El escenario de la pérfida maniobra fue en el Trump National Doral Golf Club, su lujoso resort en Doral, Florida, a pocos pasos del Miami de la mafia anticubana que ya celebra.

Doce “líderes” de la derecha fueron convocados y asistieron gozosos, como aliados declarados de las pretensiones estadounidenses para la región, las que se pregonan: acabar con las “bandas y cárteles narcoterroristas criminales”, contrarrestar “la migración ilegal y masiva, no solo a Estados Unidos sino al hemisferio occidental”.

Pero en sordina estaba el asunto cubano, y hubo reacciones previas de los “adelantados”, como en aquellos años 60: Ecuador ha expulsado a los diplomáticos cubanos, mientras Honduras y Jamaica dejaron a sus pueblos sin los médicos cubanos que durante años, en las brigadas de colaboración, los atendieron con profesionalidad y humanismo.

Para la condena de la historia quedan los nombres de los asistentes al conciliábulo sabatino que han llamado Shield of the Americas Summit (Cumbre del Escudo de las Américas) y calificado como “coalición histórica”.

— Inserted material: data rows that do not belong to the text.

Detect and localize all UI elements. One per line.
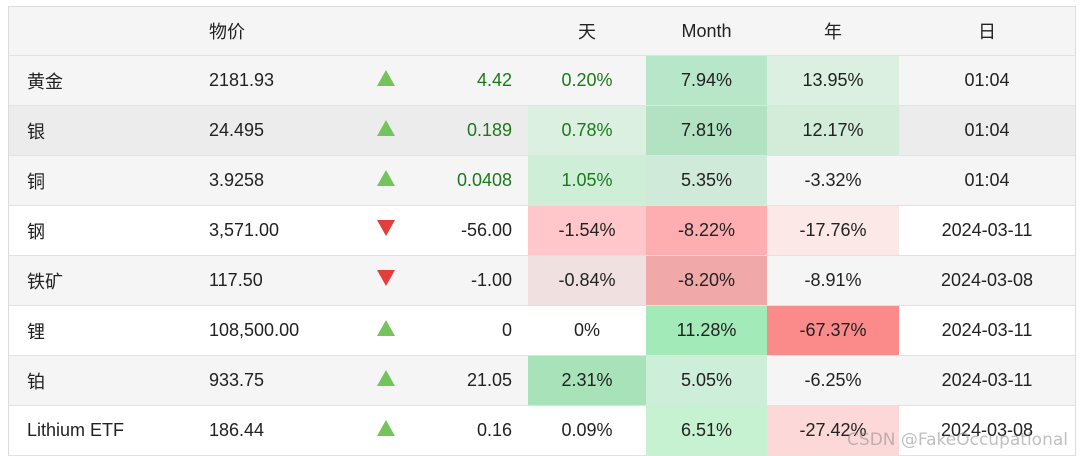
change-cell: 21.05 [401,355,528,406]
table-row[interactable]: Lithium ETF 186.44 0.16 0.09% 6.51% -27.42% 20… [9,405,1075,456]
date-cell: 2024-03-11 [899,355,1075,406]
year-change-cell: -8.91% [767,255,899,306]
year-change-cell: -67.37% [767,305,899,356]
day-change-cell: 0.78% [528,105,646,156]
table-header-row: 物价 天 Month 年 日 [9,7,1075,56]
table-row[interactable]: 银 24.495 0.189 0.78% 7.81% 12.17% 01:04 [9,105,1075,156]
change-cell: -56.00 [401,205,528,256]
table-row[interactable]: 铜 3.9258 0.0408 1.05% 5.35% -3.32% 01:04 [9,155,1075,206]
year-change-cell: -6.25% [767,355,899,406]
commodity-name[interactable]: 铂 [9,355,191,406]
direction-cell [361,255,401,306]
month-change-cell: 7.81% [646,105,767,156]
day-change-cell: -0.84% [528,255,646,306]
table-row[interactable]: 黄金 2181.93 4.42 0.20% 7.94% 13.95% 01:04 [9,55,1075,106]
month-change-cell: -8.22% [646,205,767,256]
month-change-cell: 5.05% [646,355,767,406]
direction-cell [361,55,401,106]
year-change-cell: 13.95% [767,55,899,106]
direction-cell [361,155,401,206]
commodity-name[interactable]: 黄金 [9,55,191,106]
watermark: CSDN @FakeOccupational [847,430,1068,450]
header-change [401,7,528,56]
date-cell: 01:04 [899,55,1075,106]
triangle-down-icon [377,220,395,236]
price-cell: 3.9258 [191,155,361,206]
price-cell: 186.44 [191,405,361,456]
price-cell: 3,571.00 [191,205,361,256]
year-change-cell: -3.32% [767,155,899,206]
date-cell: 2024-03-08 [899,405,1075,456]
triangle-up-icon [377,420,395,436]
direction-cell [361,305,401,356]
year-change-cell: 12.17% [767,105,899,156]
direction-cell [361,355,401,406]
direction-cell [361,105,401,156]
month-change-cell: 11.28% [646,305,767,356]
header-arrow [361,7,401,56]
commodity-price-table: 物价 天 Month 年 日 黄金 2181.93 4.42 0.20% 7.94% 13… [9,7,1075,456]
direction-cell [361,405,401,456]
table-body: 黄金 2181.93 4.42 0.20% 7.94% 13.95% 01:04 银 24.49… [9,55,1075,456]
date-cell: 2024-03-11 [899,205,1075,256]
triangle-up-icon [377,170,395,186]
day-change-cell: -1.54% [528,205,646,256]
commodity-name[interactable]: 银 [9,105,191,156]
price-cell: 24.495 [191,105,361,156]
price-cell: 933.75 [191,355,361,406]
change-cell: 0.189 [401,105,528,156]
table-row[interactable]: 铂 933.75 21.05 2.31% 5.05% -6.25% 2024-03-11 [9,355,1075,406]
day-change-cell: 0.20% [528,55,646,106]
month-change-cell: 7.94% [646,55,767,106]
month-change-cell: 5.35% [646,155,767,206]
day-change-cell: 2.31% [528,355,646,406]
date-cell: 01:04 [899,155,1075,206]
header-month[interactable]: Month [646,7,767,56]
header-day[interactable]: 天 [528,7,646,56]
price-cell: 108,500.00 [191,305,361,356]
triangle-up-icon [377,320,395,336]
price-cell: 2181.93 [191,55,361,106]
commodity-name[interactable]: 钢 [9,205,191,256]
direction-cell [361,205,401,256]
triangle-up-icon [377,370,395,386]
commodity-name[interactable]: Lithium ETF [9,405,191,456]
header-price[interactable]: 物价 [191,7,361,56]
change-cell: 0.16 [401,405,528,456]
change-cell: -1.00 [401,255,528,306]
table-row[interactable]: 锂 108,500.00 0 0% 11.28% -67.37% 2024-03-11 [9,305,1075,356]
day-change-cell: 0% [528,305,646,356]
table-row[interactable]: 钢 3,571.00 -56.00 -1.54% -8.22% -17.76% 2024-0… [9,205,1075,256]
triangle-up-icon [377,120,395,136]
triangle-down-icon [377,270,395,286]
year-change-cell: -17.76% [767,205,899,256]
date-cell: 2024-03-11 [899,305,1075,356]
month-change-cell: 6.51% [646,405,767,456]
change-cell: 0 [401,305,528,356]
commodity-table-container: 物价 天 Month 年 日 黄金 2181.93 4.42 0.20% 7.94% 13… [8,6,1076,456]
day-change-cell: 1.05% [528,155,646,206]
table-row[interactable]: 铁矿 117.50 -1.00 -0.84% -8.20% -8.91% 2024-03-0… [9,255,1075,306]
commodity-name[interactable]: 铁矿 [9,255,191,306]
date-cell: 01:04 [899,105,1075,156]
header-date[interactable]: 日 [899,7,1075,56]
header-name [9,7,191,56]
commodity-name[interactable]: 锂 [9,305,191,356]
change-cell: 4.42 [401,55,528,106]
price-cell: 117.50 [191,255,361,306]
date-cell: 2024-03-08 [899,255,1075,306]
triangle-up-icon [377,70,395,86]
month-change-cell: -8.20% [646,255,767,306]
day-change-cell: 0.09% [528,405,646,456]
change-cell: 0.0408 [401,155,528,206]
year-change-cell: -27.42% [767,405,899,456]
commodity-name[interactable]: 铜 [9,155,191,206]
header-year[interactable]: 年 [767,7,899,56]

En el carro de la ignominia de la Doctrina Donroe, van montados los presidentes Javier Milei (Argentina), Rodrigo Paz (Bolivia), Nayib Bukele (El Salvador), Daniel Noboa (Ecuador), Nasry Asfura (Honduras), Santiago Peña (Paraguay); Rodrigo Chaves (Costa Rica), José Raúl Mulino (Panamá), Luis Abinader (República Dominicana), Irfaan Alí (Guyana), José Antonio Kast (presidente electo de Chile) y la primera ministra Kamla Persad-Bissessar (Trinidad y Tobago).

De seguro, allá hicieron “la ola” a los delirios de grandeza del vecino del amargo “maralago” para que pueda “consolidar” sus ambiciones políticas y económicas en las Américas, sembrando la inestabilidad con su gran garrote…. También recibieron el desprecio a los sumisos, a quienes dijo: “No voy a aprender su maldito idioma”.

Así que para su plan, que militariza con tropas estadounidenses a esos países, les presentó como enviada especial de Estados Unidos para el Escudo de las Américas a la recientemente destituida secretaria del Departamento de Seguridad Nacional, Kristi Noem, seguro porque tiene sobrada experiencia en perseguir y detener latinos con la repudiable Gestapo de Trump, el ICE.

Así van las cosas; sin embargo, en la Casa Blanca de Washington o en la sucedánea, deben saber que Cuba está firme y no está sola, ni aislada. Como recomendación: ¡Cuídese del pandemonio desatado por Ud. en el Oriente Medio!